Furthermore, no significant differences were found in terms of the DASH score between subgroups with loss of either the pincer grasp or the functional grip function. These findings support that, even though many patients had substantial congenital defects (as evaluated by the ‘anatomical pincer grasp’), most individuals could use the rest of the arm in some other way and still got a satisfactory grip function (as evaluated by the ‘functional grip function’), thereby obtaining an acceptable performance level. None of the individuals in this study group needed their lower limbs as an alternative gripping ability.

For individuals with major deformities in all four extremities, a reduction of upper extremity function was noted however.

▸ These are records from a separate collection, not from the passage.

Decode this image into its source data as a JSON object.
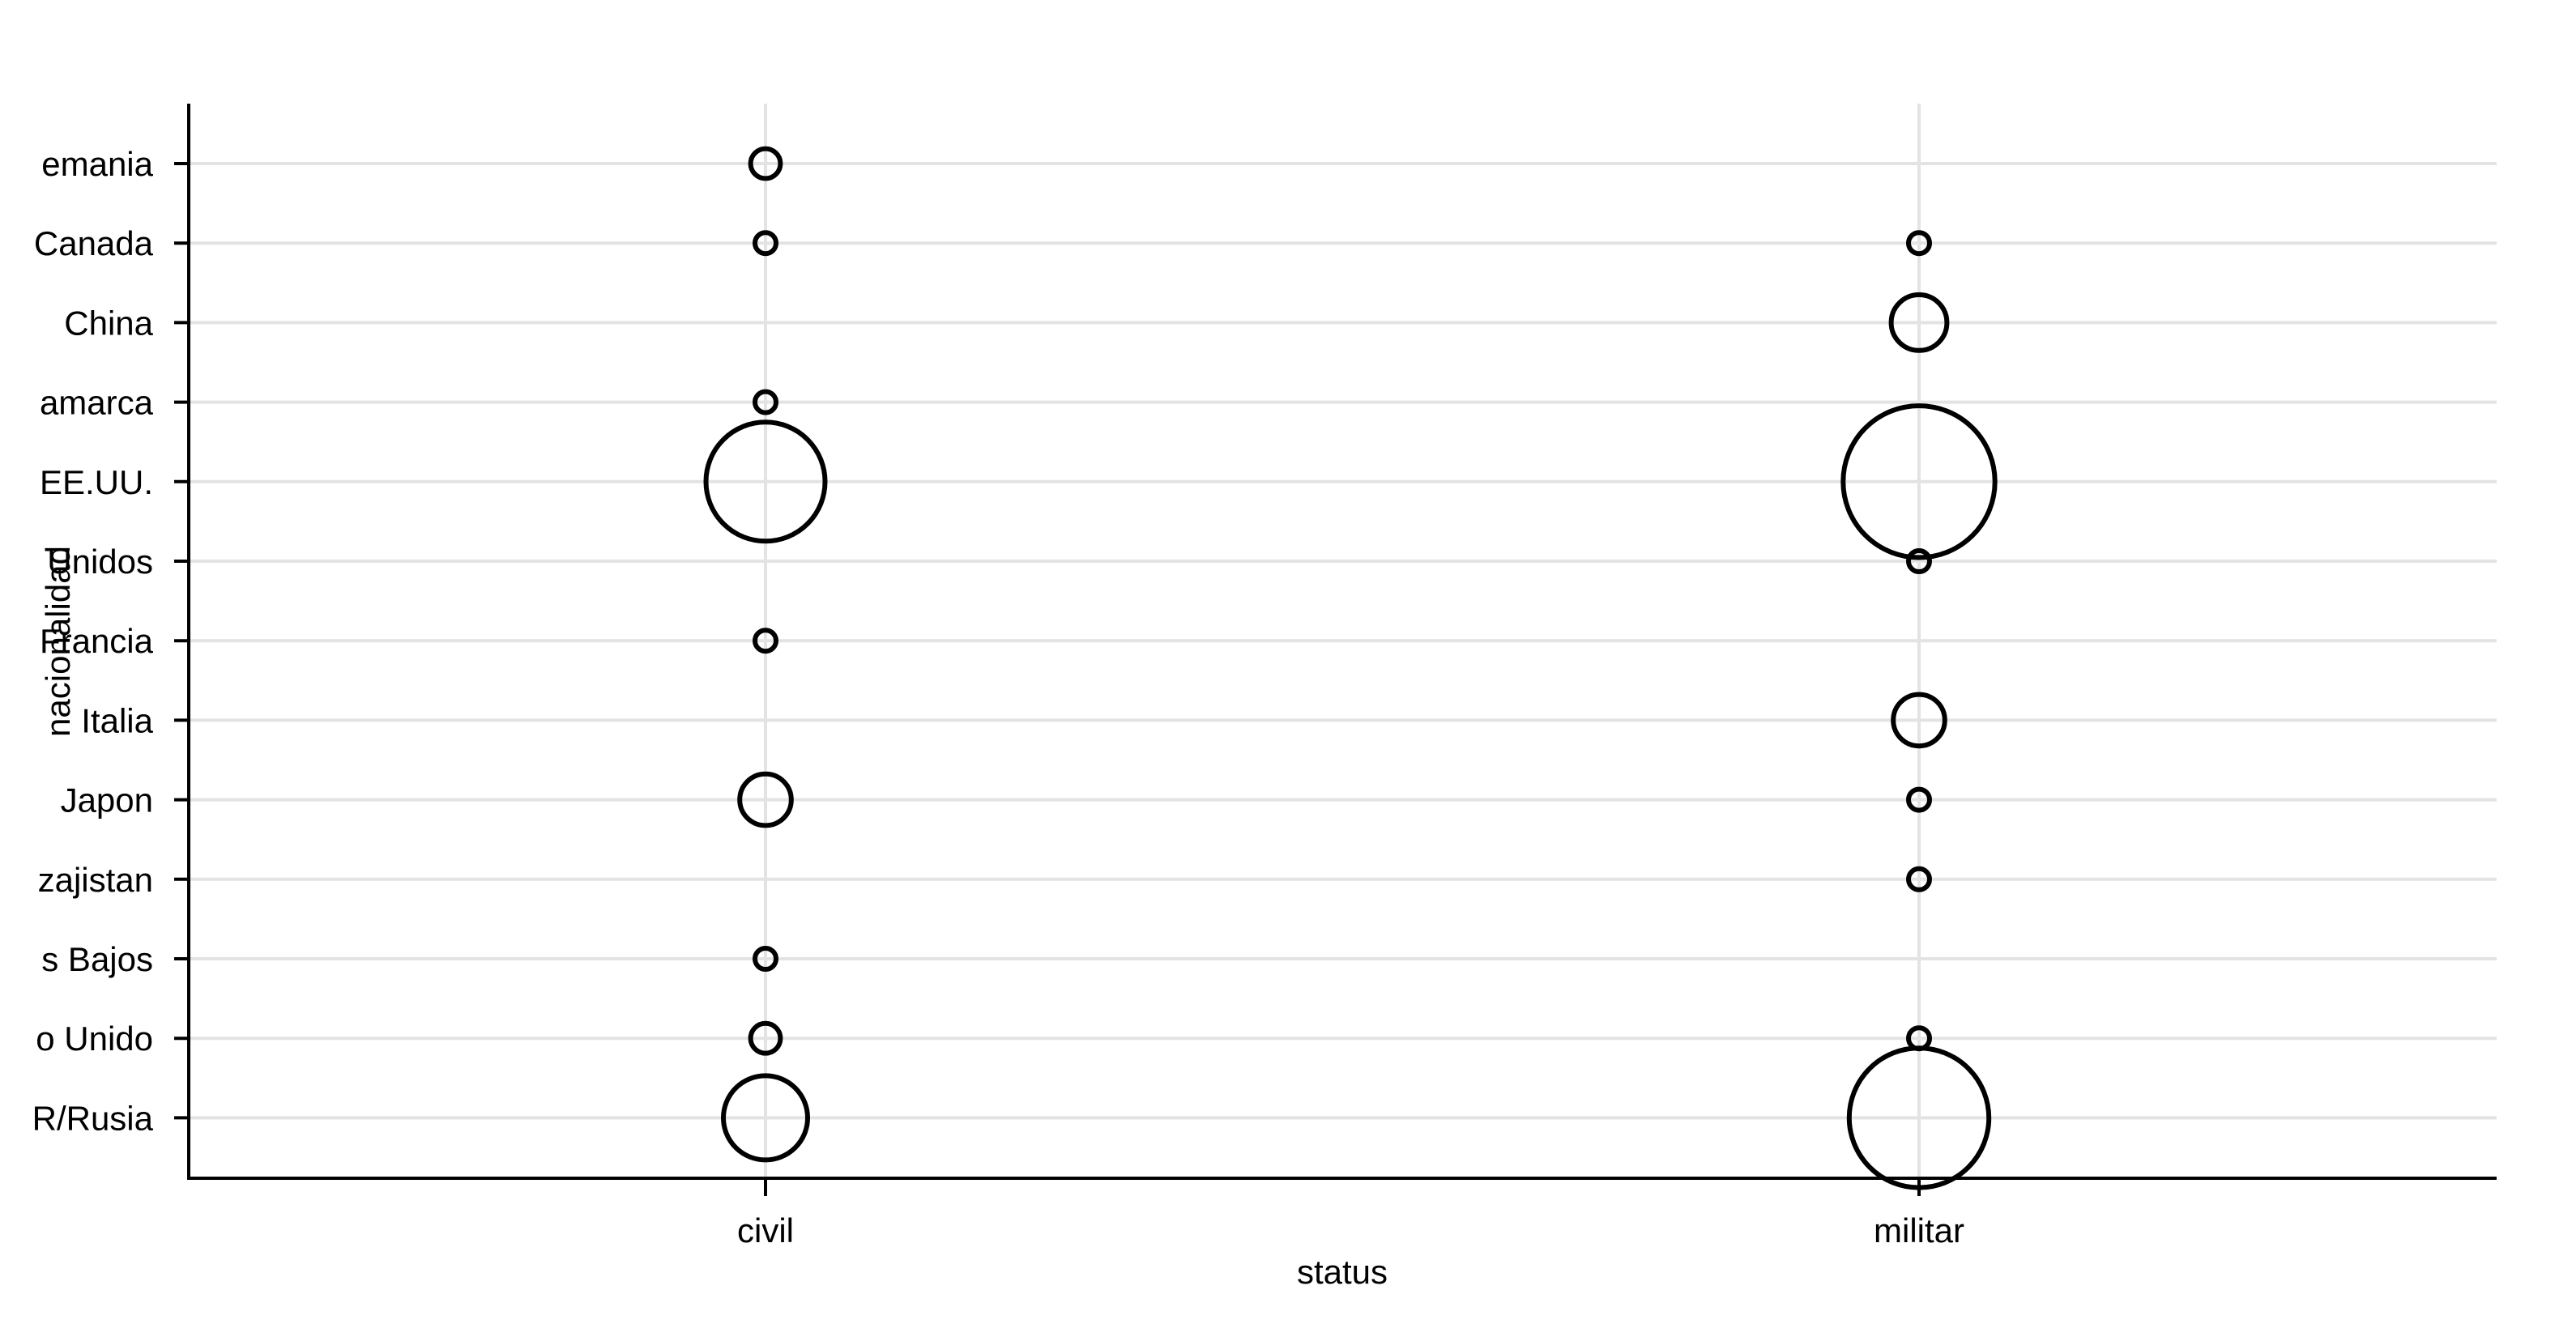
{
  "chart_data": {
    "type": "scatter",
    "xlabel": "status",
    "ylabel": "nacionalidad",
    "x_categories": [
      "civil",
      "militar"
    ],
    "y_categories": [
      "Alemania",
      "Canada",
      "China",
      "Dinamarca",
      "EE.UU.",
      "Estados Unidos",
      "Francia",
      "Italia",
      "Japon",
      "Kazajistan",
      "Paises Bajos",
      "Reino Unido",
      "URSS/Rusia"
    ],
    "y_tick_labels": [
      "emania",
      "Canada",
      "China",
      "amarca",
      "EE.UU.",
      "Unidos",
      "Francia",
      "Italia",
      "Japon",
      "zajistan",
      "s Bajos",
      "o Unido",
      "R/Rusia"
    ],
    "size_encoding": "count",
    "points": [
      {
        "x": "civil",
        "y": "Alemania",
        "count": 2
      },
      {
        "x": "civil",
        "y": "Canada",
        "count": 1
      },
      {
        "x": "civil",
        "y": "Dinamarca",
        "count": 1
      },
      {
        "x": "civil",
        "y": "EE.UU.",
        "count": 32
      },
      {
        "x": "civil",
        "y": "Francia",
        "count": 1
      },
      {
        "x": "civil",
        "y": "Japon",
        "count": 6
      },
      {
        "x": "civil",
        "y": "Paises Bajos",
        "count": 1
      },
      {
        "x": "civil",
        "y": "Reino Unido",
        "count": 2
      },
      {
        "x": "civil",
        "y": "URSS/Rusia",
        "count": 16
      },
      {
        "x": "militar",
        "y": "Canada",
        "count": 1
      },
      {
        "x": "militar",
        "y": "China",
        "count": 7
      },
      {
        "x": "militar",
        "y": "EE.UU.",
        "count": 52
      },
      {
        "x": "militar",
        "y": "Estados Unidos",
        "count": 1
      },
      {
        "x": "militar",
        "y": "Italia",
        "count": 6
      },
      {
        "x": "militar",
        "y": "Japon",
        "count": 1
      },
      {
        "x": "militar",
        "y": "Kazajistan",
        "count": 1
      },
      {
        "x": "militar",
        "y": "Reino Unido",
        "count": 1
      },
      {
        "x": "militar",
        "y": "URSS/Rusia",
        "count": 44
      }
    ],
    "grid": true,
    "legend": "none"
  }
}
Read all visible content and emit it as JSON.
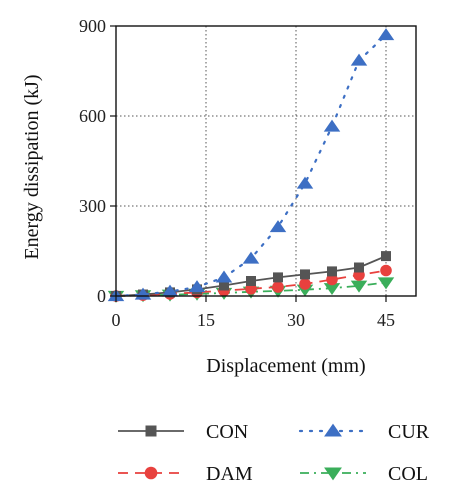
{
  "chart_data": {
    "type": "line",
    "xlabel": "Displacement (mm)",
    "ylabel": "Energy dissipation (kJ)",
    "xlim": [
      0,
      50
    ],
    "ylim": [
      0,
      900
    ],
    "xticks": [
      0,
      15,
      30,
      45
    ],
    "yticks": [
      0,
      300,
      600,
      900
    ],
    "x_tick_labels": [
      "0",
      "15",
      "30",
      "45"
    ],
    "y_tick_labels": [
      "0",
      "300",
      "600",
      "900"
    ],
    "grid": true,
    "legend_position": "bottom",
    "series": [
      {
        "name": "CON",
        "color": "#555555",
        "line": "solid",
        "marker": "square",
        "x": [
          0,
          4.5,
          9,
          13.5,
          18,
          22.5,
          27,
          31.5,
          36,
          40.5,
          45
        ],
        "y": [
          0,
          5,
          12,
          22,
          35,
          50,
          62,
          72,
          82,
          95,
          133
        ]
      },
      {
        "name": "CUR",
        "color": "#3d6fc4",
        "line": "dotted",
        "marker": "triangle-up",
        "x": [
          0,
          4.5,
          9,
          13.5,
          18,
          22.5,
          27,
          31.5,
          36,
          40.5,
          45
        ],
        "y": [
          0,
          5,
          15,
          30,
          62,
          125,
          230,
          375,
          565,
          785,
          870
        ]
      },
      {
        "name": "DAM",
        "color": "#e8413e",
        "line": "dashed",
        "marker": "circle",
        "x": [
          0,
          4.5,
          9,
          13.5,
          18,
          22.5,
          27,
          31.5,
          36,
          40.5,
          45
        ],
        "y": [
          0,
          3,
          7,
          12,
          18,
          24,
          30,
          40,
          55,
          70,
          85
        ]
      },
      {
        "name": "COL",
        "color": "#3aae5a",
        "line": "dashdot",
        "marker": "triangle-down",
        "x": [
          0,
          4.5,
          9,
          13.5,
          18,
          22.5,
          27,
          31.5,
          36,
          40.5,
          45
        ],
        "y": [
          0,
          2,
          4,
          7,
          10,
          14,
          17,
          21,
          26,
          34,
          45
        ]
      }
    ]
  }
}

The reason for these findings is not clear; one might be that having normal lower extremities makes positioning of the body easier, which results in better reaching ability; another might be that the DASH questionnaire is too rough to detect differences regarding fine motor skills.

This is, according to our knowledge, the only long-term follow-up in adulthood of individuals with TE. Despite the fact that this group does not include a majority of the original group and that the group might be skewed regarding the severity of the deformity, the 31 individuals who took part in the study do reflect the full spectrum of malformations, which makes analysis of existing malformations and a subsequent evaluation of the function possible. We, therefore, found it worthwhile to present these results. When searching the literature for other comparative studies, using the search words “congenital malformation”, “congenital limb deficiency”, “outcome”, “long term” and combinations thereof, no study on complex congenital syndromes could be found. One long-term study was published in 2013 concerning Van Nes rotationplasty in patients with congenital PFFD [39]. This study includes individuals with PFFD only, in contrast to the present study group with complex and mixed anomalies, and the validated outcomes measures used in that study were not similar to those in the present study. This makes comparisons of function between groups problematic.

In conclusion, in this group of individuals with TE, a wide variety of congenital malformations in upper as well as lower limbs was found. Degenerative changes of the hips and the knees occurred more frequently than normal, but were mostly mild and had little clinical significance. The function in upper limbs was not significantly reduced for most individuals, despite the affection of the fine motor skills due to the anomalies in the upper extremities. Individuals with PFFD who had major deformities in the upper limbs as well had reduced function in upper as well as lower extremities.